Sub-Task Decomposition Enables Learning in Sequence to Sequence Tasks

Authors: Noam Wies, Yoav Levine, Amnon Shashua

ICLR 2023 | Conference PDF | Archive PDF | Plain Text | LLM Run Details

Reproducibility Variable Result LLM Response
Research Type Experimental Figure 3 clearly shows that in a practical setting, using common Transformer networks, a very large gap quickly opens between the settings with and without intermediate supervision. The employed BERT base sized Transformer architecture is a strong network that pushed the envelope on very challenging NLP tasks, and is much stronger than the theoretically analyzed RNN. Still, learning even the 32 bit subset parity task without supervision proved to be too challenging even for this network (no learning after over 2M steps), while it easily learned the task in the presence of intermediate supervision. Overall this experiment, performed on the same task on which we prove our theoretical results, reinforces their relevance to common Transformer architectures.
Researcher Affiliation Academia Noam Wies, Yoav Levine & Amnon Shashua The Hebrew University of Jerusalem {noam.wies,yoav.levine,shashua}@cs.huji.ac.il
Pseudocode Yes Algorithm 1 below describes the analyzed training procedure of our sequence-to-sequence model.

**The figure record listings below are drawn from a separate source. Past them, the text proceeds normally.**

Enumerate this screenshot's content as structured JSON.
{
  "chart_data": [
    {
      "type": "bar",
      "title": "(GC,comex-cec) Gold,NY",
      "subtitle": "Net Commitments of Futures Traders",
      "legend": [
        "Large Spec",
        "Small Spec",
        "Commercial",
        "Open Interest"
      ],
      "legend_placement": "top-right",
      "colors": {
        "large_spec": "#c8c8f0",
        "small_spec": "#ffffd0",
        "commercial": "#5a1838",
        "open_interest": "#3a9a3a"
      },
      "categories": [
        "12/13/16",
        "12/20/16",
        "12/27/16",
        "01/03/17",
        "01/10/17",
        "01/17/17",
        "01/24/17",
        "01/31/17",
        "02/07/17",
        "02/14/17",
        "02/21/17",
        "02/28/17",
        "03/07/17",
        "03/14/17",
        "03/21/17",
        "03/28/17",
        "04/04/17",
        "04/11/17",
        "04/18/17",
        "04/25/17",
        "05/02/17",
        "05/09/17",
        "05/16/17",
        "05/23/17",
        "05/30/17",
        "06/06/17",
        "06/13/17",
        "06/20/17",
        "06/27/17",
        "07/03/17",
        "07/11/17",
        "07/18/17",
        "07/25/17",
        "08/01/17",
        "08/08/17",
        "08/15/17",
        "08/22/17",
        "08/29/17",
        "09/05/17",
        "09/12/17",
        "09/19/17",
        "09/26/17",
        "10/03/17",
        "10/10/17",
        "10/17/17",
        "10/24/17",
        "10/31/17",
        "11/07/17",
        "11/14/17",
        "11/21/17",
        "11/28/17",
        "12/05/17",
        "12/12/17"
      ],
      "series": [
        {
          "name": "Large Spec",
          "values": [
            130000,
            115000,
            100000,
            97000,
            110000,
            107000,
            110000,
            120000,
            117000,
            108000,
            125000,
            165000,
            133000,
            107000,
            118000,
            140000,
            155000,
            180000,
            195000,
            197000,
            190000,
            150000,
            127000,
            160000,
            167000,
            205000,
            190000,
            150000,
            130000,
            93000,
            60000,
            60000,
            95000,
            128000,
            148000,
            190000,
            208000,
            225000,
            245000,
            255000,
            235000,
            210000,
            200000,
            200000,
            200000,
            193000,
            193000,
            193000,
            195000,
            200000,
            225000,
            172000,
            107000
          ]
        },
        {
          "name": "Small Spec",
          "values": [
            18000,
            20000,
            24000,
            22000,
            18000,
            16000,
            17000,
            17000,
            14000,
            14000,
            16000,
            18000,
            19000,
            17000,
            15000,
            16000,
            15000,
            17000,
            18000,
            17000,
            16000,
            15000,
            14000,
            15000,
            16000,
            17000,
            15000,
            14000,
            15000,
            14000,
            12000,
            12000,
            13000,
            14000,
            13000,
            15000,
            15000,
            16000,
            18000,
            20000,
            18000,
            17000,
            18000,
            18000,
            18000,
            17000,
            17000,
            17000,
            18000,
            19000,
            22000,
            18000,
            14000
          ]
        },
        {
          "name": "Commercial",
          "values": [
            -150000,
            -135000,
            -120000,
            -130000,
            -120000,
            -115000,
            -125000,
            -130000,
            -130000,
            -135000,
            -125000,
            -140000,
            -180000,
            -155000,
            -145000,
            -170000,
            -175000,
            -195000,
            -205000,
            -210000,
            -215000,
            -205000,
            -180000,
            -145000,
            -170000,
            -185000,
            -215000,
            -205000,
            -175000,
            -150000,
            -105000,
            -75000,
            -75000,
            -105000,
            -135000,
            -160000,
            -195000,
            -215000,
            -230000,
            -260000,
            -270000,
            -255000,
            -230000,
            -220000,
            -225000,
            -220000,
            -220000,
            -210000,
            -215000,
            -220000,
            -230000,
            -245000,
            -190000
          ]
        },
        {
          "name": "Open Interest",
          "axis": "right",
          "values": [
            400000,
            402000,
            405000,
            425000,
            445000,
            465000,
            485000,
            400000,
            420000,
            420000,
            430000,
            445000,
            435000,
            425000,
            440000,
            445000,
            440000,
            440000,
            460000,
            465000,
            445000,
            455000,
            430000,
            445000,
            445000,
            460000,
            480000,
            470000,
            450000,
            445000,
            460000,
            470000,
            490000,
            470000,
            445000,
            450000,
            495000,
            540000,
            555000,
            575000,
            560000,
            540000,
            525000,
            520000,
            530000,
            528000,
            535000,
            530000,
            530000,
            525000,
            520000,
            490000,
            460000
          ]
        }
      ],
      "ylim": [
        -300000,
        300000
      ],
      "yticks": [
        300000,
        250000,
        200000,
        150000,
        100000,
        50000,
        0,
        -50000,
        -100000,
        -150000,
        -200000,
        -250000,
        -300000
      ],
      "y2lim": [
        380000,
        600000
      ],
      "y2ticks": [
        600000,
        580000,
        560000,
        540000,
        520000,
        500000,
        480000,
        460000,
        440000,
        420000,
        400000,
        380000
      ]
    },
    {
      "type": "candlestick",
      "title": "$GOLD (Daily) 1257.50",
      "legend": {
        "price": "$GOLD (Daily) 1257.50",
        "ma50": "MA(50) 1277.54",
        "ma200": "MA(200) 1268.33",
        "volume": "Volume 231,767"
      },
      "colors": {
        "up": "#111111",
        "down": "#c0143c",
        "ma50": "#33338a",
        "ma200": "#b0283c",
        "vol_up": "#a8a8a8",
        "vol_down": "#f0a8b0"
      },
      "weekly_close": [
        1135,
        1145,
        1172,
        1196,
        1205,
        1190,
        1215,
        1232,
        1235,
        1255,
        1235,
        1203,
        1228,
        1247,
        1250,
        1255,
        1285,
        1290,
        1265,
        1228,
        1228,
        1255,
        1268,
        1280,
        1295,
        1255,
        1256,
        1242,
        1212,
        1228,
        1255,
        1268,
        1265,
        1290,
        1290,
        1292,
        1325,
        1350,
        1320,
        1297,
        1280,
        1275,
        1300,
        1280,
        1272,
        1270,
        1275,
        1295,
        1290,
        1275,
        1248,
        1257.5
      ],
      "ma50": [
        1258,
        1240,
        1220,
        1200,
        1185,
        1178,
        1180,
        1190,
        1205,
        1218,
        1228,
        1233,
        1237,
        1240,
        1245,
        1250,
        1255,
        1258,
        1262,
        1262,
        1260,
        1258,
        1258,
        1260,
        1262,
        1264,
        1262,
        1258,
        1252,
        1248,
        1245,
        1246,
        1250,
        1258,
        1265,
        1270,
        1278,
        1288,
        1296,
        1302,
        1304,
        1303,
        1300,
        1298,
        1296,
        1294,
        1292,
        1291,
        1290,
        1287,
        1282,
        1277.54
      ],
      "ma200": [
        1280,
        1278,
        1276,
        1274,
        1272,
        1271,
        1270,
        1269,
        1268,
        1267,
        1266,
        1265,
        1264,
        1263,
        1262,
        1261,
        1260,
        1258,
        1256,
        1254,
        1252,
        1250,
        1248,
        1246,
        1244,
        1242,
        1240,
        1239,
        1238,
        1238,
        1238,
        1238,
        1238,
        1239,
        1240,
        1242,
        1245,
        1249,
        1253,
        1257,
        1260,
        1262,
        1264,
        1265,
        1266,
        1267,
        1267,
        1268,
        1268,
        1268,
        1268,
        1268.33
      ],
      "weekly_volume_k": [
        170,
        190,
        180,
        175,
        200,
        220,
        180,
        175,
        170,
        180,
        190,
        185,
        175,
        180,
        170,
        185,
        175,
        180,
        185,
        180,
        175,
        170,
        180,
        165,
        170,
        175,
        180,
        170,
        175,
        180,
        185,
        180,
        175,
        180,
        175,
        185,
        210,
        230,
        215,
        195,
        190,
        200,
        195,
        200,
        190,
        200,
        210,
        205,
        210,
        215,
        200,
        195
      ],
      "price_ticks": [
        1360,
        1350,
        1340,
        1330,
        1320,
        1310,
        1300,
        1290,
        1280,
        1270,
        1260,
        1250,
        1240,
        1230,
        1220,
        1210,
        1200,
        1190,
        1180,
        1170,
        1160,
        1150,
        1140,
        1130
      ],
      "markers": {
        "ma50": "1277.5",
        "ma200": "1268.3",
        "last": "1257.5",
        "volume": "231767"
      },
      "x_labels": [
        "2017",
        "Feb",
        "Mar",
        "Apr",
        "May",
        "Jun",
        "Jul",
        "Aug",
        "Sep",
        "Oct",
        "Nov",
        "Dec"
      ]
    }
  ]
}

This algorithm describes a straightforward SGD training procedure where, for simplicity, we analyze a variant that updates only the hidden W weights while keeping A, B, M0 frozen at initialization.

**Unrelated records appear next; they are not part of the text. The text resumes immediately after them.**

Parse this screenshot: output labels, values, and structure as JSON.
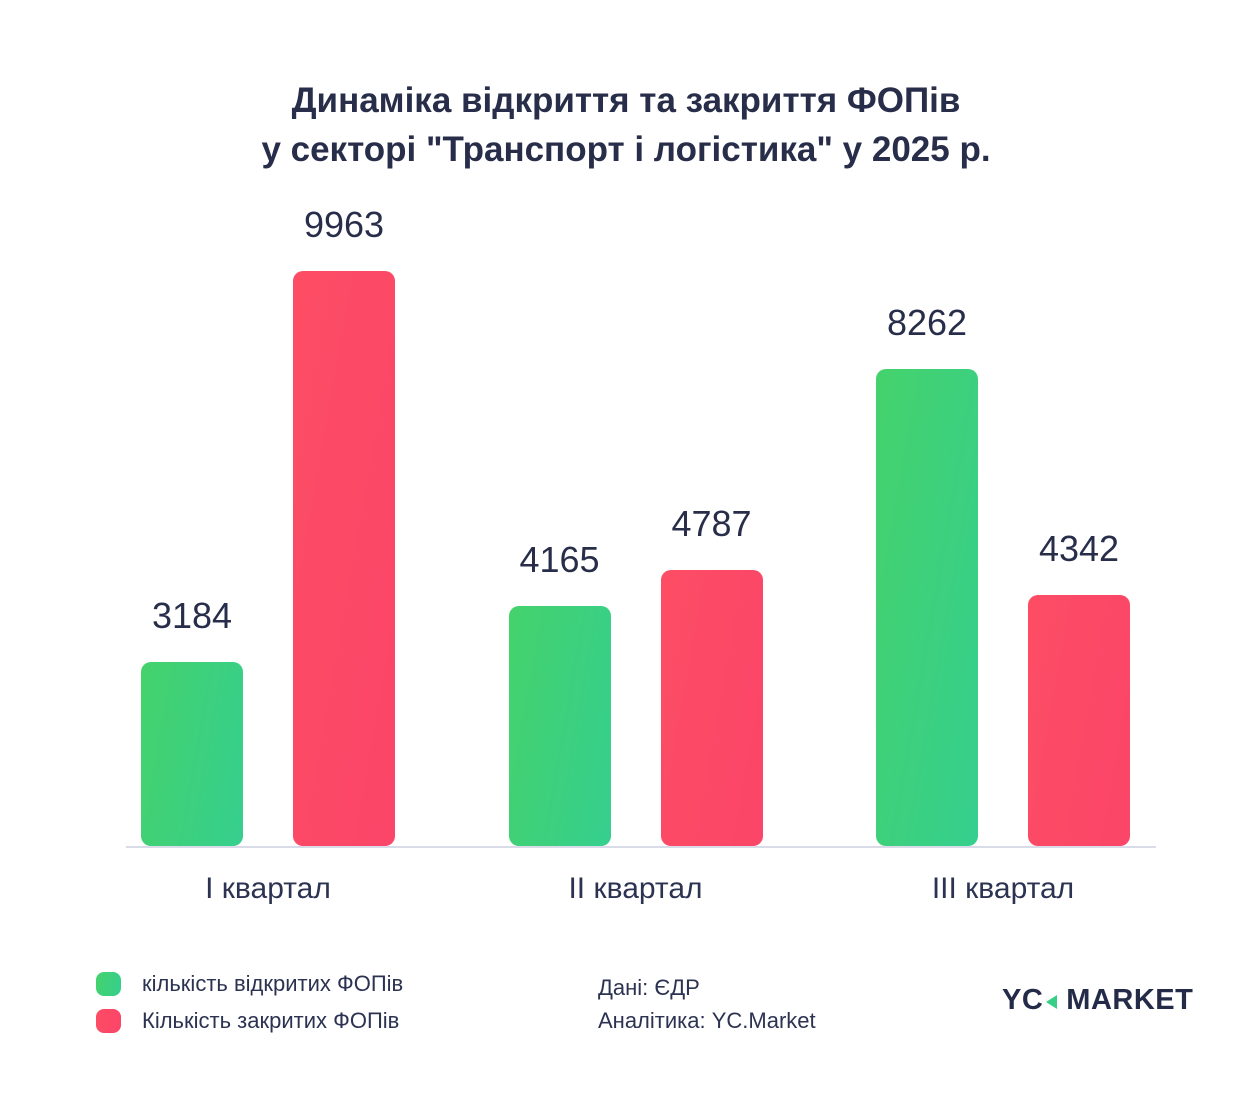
{
  "title": {
    "line1": "Динаміка відкриття та закриття ФОПів",
    "line2": "у секторі \"Транспорт і логістика\" у 2025 р."
  },
  "chart_data": {
    "type": "bar",
    "categories": [
      "I квартал",
      "II квартал",
      "III квартал"
    ],
    "series": [
      {
        "name": "кількість відкритих ФОПів",
        "key": "opened",
        "values": [
          3184,
          4165,
          8262
        ],
        "color": "#3ed17c",
        "color_start": "#45d26c",
        "color_end": "#35cf8e"
      },
      {
        "name": "Кількість закритих ФОПів",
        "key": "closed",
        "values": [
          9963,
          4787,
          4342
        ],
        "color": "#fc4a68",
        "color_start": "#fd4d64",
        "color_end": "#fb4569"
      }
    ],
    "ylim": [
      0,
      9963
    ],
    "grid": false,
    "value_labels": true,
    "legend_position": "bottom-left",
    "axis_line_color": "#d9dce8"
  },
  "footer": {
    "source": "Дані: ЄДР",
    "analytics": "Аналітика: YC.Market"
  },
  "logo": {
    "part1": "YC",
    "part2": "MARKET",
    "accent_color": "#37ce85"
  }
}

Open Source Code Yes A complete proof of all the theoretical claims was included in the appendix. We also provide the source code for the bit-subset parity experiment in https://github.com/HUJIDeep/sub_task_decomposition.
Open Datasets No The paper describes a synthetic task (bit-subset parity) for which data is generated based on specific rules, rather than using a pre-existing, publicly available dataset with a direct link or citation. It states: 'we randomly sampled a subset of d/2 predefined unique indices and then we randomly sampled non-overlapping training, validation and test datasets.'
Dataset Splits Yes Table 2: Hyper-Parameters and the random seed that examined in the experiment of learning bit-subset parity with Transformers. Validation Size min(1024, 12.5% of the data) Test Size min(1024, 12.5% of the data)
Hardware Specification No The paper does not provide specific details about the hardware used for the experiments, such as GPU models, CPU types, or memory specifications. It only mentions 'common Transformer networks' and 'BERT base sized Transformer model'.
Software Dependencies No The paper mentions using 'the standard implementation of GPT-2 from the transformers framework (Wolf et al., 2020)' but does not specify a version number for the 'transformers' library or any other software dependencies.
Experiment Setup Yes See full technical details of the training apparatus in appendix G. Table 2: Hyper-Parameters and the random seed that examined in the experiment of learning bit-subset parity with Transformers. Learning Rate 10^-6, 10^-5, 10^-4; Weight Decay 0, 10^-6, 10^-4, 10^-2; Dropout 0; Batch Size 32; Warmup Steps 1k; Total Steps 100k; Number of Layers 12; Hidden Size 768; FFN Inner Hidden Size 3072; Initializer Range 0.02; Adam β1 0.9; Adam β2 0.999; Adam ε 10^-8; Validation Size min(1024, 12.5% of the data); Test Size min(1024, 12.5% of the data); Dataset Seed 27, 67, 93.